Мало какая книга сыграла в моей жизни такую
роль, как эта. Школьником, и, что важно, далеко не столичным, я выписывал из
нее стихотворные цитаты, по Квятковскому выстраивая для себя именослов русской
поэзии: от Хераскова и Языкова до Сельвинского и Хлебникова. А выбрав
профессию, увидел в «Поэтическом словаре» столь редкий у нас пример возможности
безоценочно, вне иерархий и вкусовых заморочек быть благодарным не
только большим поэтам, но и поэтам малым.

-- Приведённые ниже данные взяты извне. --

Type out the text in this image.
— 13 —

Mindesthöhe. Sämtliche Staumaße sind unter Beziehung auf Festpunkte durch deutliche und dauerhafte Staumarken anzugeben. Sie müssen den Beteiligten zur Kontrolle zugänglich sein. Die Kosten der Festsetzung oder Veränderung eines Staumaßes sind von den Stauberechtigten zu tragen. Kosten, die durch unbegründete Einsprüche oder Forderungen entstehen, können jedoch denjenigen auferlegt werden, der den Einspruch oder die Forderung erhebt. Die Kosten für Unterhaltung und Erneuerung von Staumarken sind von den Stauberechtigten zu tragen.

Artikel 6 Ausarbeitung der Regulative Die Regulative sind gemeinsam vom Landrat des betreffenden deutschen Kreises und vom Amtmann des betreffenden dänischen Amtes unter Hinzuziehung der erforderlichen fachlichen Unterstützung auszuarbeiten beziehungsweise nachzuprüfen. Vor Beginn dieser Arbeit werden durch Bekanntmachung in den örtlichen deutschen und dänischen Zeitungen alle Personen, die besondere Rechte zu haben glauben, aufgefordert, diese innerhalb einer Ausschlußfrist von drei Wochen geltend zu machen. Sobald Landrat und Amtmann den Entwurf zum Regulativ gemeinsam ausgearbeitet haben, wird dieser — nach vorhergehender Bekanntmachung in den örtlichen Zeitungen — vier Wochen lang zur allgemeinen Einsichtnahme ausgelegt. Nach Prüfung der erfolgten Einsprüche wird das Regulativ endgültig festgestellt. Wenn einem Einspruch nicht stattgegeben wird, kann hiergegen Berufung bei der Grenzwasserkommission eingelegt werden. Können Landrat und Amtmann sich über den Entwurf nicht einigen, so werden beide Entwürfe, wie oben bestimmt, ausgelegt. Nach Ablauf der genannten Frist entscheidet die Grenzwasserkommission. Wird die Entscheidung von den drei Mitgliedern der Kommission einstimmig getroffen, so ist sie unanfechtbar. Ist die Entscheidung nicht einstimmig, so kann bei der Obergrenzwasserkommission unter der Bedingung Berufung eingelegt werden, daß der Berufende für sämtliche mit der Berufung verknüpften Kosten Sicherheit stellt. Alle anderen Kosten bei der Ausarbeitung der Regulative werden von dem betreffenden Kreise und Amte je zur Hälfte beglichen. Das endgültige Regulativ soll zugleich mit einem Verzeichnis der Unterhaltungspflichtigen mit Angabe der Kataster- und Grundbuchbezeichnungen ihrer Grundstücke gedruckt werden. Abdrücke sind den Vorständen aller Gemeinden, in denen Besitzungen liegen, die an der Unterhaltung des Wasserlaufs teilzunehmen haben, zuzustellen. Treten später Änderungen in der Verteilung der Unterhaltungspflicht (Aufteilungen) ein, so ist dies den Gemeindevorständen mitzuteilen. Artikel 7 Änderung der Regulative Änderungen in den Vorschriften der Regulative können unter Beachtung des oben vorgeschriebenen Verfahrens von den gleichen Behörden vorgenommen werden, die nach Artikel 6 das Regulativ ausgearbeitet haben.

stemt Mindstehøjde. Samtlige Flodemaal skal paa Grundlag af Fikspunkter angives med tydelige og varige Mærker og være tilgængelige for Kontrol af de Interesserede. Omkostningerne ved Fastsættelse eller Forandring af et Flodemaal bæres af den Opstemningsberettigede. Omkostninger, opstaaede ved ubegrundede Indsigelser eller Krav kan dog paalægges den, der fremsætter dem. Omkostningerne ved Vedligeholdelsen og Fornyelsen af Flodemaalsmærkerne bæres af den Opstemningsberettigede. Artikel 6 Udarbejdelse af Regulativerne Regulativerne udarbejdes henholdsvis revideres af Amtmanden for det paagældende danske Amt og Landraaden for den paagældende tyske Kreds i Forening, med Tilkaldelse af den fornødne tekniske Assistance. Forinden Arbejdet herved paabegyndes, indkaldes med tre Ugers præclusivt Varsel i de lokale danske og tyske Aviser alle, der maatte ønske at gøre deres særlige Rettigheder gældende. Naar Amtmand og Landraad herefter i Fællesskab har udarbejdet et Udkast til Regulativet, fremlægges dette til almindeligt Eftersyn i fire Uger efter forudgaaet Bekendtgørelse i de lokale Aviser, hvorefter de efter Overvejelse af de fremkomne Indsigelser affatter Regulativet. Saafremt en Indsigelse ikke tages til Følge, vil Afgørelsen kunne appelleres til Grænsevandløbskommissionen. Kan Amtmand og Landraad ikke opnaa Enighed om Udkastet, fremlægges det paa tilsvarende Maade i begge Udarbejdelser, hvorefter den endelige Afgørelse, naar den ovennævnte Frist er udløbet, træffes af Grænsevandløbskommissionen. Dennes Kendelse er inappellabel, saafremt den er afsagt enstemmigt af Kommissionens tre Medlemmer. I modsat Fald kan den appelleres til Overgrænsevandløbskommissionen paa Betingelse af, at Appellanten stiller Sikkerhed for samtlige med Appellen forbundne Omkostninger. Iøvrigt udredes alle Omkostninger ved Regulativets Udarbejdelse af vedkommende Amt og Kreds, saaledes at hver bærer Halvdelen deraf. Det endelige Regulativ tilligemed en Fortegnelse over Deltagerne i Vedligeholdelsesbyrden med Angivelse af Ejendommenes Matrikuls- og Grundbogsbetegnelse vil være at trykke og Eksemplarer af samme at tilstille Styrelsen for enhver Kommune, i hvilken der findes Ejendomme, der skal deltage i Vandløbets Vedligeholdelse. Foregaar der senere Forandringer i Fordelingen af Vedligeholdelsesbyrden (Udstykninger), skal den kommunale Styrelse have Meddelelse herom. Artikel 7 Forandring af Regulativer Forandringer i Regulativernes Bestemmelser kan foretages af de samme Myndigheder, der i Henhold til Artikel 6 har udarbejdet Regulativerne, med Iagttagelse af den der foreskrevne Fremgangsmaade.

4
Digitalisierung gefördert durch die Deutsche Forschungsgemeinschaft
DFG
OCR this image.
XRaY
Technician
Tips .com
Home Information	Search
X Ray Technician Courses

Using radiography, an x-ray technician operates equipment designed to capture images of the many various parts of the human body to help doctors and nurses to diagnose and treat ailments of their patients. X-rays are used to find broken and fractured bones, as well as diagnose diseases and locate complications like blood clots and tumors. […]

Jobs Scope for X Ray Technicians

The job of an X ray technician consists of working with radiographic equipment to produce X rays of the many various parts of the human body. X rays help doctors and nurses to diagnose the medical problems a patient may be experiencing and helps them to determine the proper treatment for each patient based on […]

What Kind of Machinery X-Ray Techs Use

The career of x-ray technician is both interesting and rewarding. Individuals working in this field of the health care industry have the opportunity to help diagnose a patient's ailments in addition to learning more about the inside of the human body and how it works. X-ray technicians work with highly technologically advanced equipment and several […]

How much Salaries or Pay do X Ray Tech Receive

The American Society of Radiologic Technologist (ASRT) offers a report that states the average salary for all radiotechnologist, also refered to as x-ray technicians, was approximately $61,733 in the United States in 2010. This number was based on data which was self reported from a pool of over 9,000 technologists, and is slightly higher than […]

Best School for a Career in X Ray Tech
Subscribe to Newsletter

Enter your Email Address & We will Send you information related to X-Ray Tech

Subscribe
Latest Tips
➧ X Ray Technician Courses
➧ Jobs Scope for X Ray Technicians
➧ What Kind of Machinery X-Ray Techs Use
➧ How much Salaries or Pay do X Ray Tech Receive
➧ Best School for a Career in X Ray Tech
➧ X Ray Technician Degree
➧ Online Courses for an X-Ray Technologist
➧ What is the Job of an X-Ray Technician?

Этот — весь в закладках — томик выпуска 1966
года и сейчас стоит у меня на полке, ближней к рабочему столу. А рядом теперь
разместилось издание новое, заботливо подготовленное Ириной Бенционовной
Роднянской. Заботливо — то есть с добавлениями,
которые успел сделать сам Квятковский, готовивший словарь к переизданию сразу
после его выхода в свет. А также с расширением репертуара стихотворных
иллюстраций за счет текстов, какие были либо недоступны автору, либо смущали
идеологическую цензуру того времени. Главное же — с внесением в текст поправок,
какие предложил Михаил Леонович Гаспаров,
откликнувшийся на первое издание не рецензией, а многостраничным («объемом с
брошюру», — указывает Роднянская) личным письмом
автору. И с присовокуплением к основному корпусу (опять-таки многостраничной и
опять-таки личной) переписки Александра Павловича Квятковского с прославленным
математиком и стиховедом Андреем Николаевичем
Колмогоровым.
Господи, думаешь, были же времена, были же люди,
для которых чужая работа становилась поводом не к кратенькому
импрессионистическому отклику, как вот у меня сейчас, а к
самостоятельному и глубокому, именно что фундаментальному соисследованию!..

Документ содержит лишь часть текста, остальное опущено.